I'd love this last comment to be enough to allow me to relax and feel OK about my own response to the books, and indeed the film (and its forthcoming sequels). I shall try to let it be. But no doubt the background hum will continue, and come to the fore again from time to time. Sad but true.

But . . . perhaps, ultimately, no bad thing.

2 comments:

Anonymous said...

I read these books with huge pleasure and will not let anybody get in the way of that enjoyment. I do not find them racist in any way at all.

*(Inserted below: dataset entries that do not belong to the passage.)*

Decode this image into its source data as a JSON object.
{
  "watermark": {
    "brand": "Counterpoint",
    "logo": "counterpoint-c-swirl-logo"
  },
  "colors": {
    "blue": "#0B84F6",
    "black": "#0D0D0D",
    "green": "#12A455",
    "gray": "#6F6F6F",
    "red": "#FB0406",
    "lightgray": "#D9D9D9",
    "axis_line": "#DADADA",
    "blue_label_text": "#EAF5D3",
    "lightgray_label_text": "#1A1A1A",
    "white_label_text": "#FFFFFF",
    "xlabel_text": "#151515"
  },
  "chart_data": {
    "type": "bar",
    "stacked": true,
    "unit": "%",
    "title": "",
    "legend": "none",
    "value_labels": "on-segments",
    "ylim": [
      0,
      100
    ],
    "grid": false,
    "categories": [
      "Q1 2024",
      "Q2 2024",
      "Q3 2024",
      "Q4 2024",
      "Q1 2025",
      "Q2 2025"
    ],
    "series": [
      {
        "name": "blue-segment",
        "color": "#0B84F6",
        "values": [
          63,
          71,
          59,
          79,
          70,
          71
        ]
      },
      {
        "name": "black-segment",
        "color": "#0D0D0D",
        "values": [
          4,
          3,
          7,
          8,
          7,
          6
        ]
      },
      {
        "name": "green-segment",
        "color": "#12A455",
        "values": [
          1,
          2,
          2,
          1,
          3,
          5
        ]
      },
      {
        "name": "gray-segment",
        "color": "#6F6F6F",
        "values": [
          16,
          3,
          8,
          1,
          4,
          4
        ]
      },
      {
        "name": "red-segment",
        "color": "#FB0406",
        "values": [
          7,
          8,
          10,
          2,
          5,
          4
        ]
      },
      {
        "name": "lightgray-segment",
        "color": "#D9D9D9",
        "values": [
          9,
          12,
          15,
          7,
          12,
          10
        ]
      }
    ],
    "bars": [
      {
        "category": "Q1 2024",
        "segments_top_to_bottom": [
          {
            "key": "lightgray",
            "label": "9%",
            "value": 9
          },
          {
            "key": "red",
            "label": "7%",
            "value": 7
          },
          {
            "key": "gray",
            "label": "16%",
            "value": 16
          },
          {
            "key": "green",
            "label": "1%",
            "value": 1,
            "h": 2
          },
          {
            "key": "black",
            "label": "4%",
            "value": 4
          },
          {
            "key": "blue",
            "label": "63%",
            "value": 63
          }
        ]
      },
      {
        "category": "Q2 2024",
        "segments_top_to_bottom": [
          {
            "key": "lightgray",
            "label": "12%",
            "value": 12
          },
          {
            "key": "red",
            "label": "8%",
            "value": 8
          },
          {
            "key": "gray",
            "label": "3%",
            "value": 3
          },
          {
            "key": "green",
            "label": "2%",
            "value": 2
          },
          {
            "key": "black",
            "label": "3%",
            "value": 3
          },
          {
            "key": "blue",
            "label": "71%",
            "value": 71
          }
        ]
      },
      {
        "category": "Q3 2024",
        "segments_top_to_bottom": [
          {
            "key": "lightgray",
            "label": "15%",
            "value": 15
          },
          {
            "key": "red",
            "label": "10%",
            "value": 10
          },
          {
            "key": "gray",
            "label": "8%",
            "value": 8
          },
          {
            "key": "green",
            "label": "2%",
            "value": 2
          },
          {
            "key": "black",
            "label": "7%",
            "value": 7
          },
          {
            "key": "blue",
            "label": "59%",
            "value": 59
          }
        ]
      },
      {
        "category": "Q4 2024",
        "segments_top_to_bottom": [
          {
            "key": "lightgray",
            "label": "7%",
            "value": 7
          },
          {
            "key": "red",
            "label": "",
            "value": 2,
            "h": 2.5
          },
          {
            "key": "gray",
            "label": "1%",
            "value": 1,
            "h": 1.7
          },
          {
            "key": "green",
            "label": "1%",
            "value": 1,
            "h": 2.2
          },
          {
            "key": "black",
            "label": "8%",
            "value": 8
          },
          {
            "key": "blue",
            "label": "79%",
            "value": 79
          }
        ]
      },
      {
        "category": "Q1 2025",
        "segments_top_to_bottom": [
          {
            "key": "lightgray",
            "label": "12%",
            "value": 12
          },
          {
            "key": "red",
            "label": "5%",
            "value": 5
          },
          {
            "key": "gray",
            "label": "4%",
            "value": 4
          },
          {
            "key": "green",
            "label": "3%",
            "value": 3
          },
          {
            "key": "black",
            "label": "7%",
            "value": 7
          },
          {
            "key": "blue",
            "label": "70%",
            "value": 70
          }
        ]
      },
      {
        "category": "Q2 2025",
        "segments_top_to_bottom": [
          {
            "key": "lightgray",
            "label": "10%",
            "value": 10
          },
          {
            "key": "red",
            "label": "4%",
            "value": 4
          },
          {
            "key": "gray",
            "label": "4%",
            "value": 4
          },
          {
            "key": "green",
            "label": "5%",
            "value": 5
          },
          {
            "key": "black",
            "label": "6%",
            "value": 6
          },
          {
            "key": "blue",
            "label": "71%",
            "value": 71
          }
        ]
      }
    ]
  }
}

Now let us see if somebody else leaves a comment and disagrees with me

Anonymous said...

I think it is fine to read and enjoy these books, in full awareness that they are written by a white man about a country that he loves, spends much time in, but is not "of".
Similarly, I enjoyed the Michael Wells/Stanley book on South Africa published earlier this year (review on Euro Crime), written by two white men.

Another example is Bruno Chief of Police, by Martin Walker, about a small village in the Dordogne, where the author has lived part-time for many years, although is not a native of France or the region.

Because we are not "of" a culture, this does not deny that we can write and read about it. That, to me, is what "education" is really about. As a child, one of my very favourite books was Cannery Row by John Steinbeck. If I read it for the first time now, I would see it as a book about (eg) a group of homeless men living in a pipe and an alcoholic (failed) doctor. But I read it as a 10 year old, and all I reacted to was the joy of the spirit. I loved "Doc" and "Mac and the boys".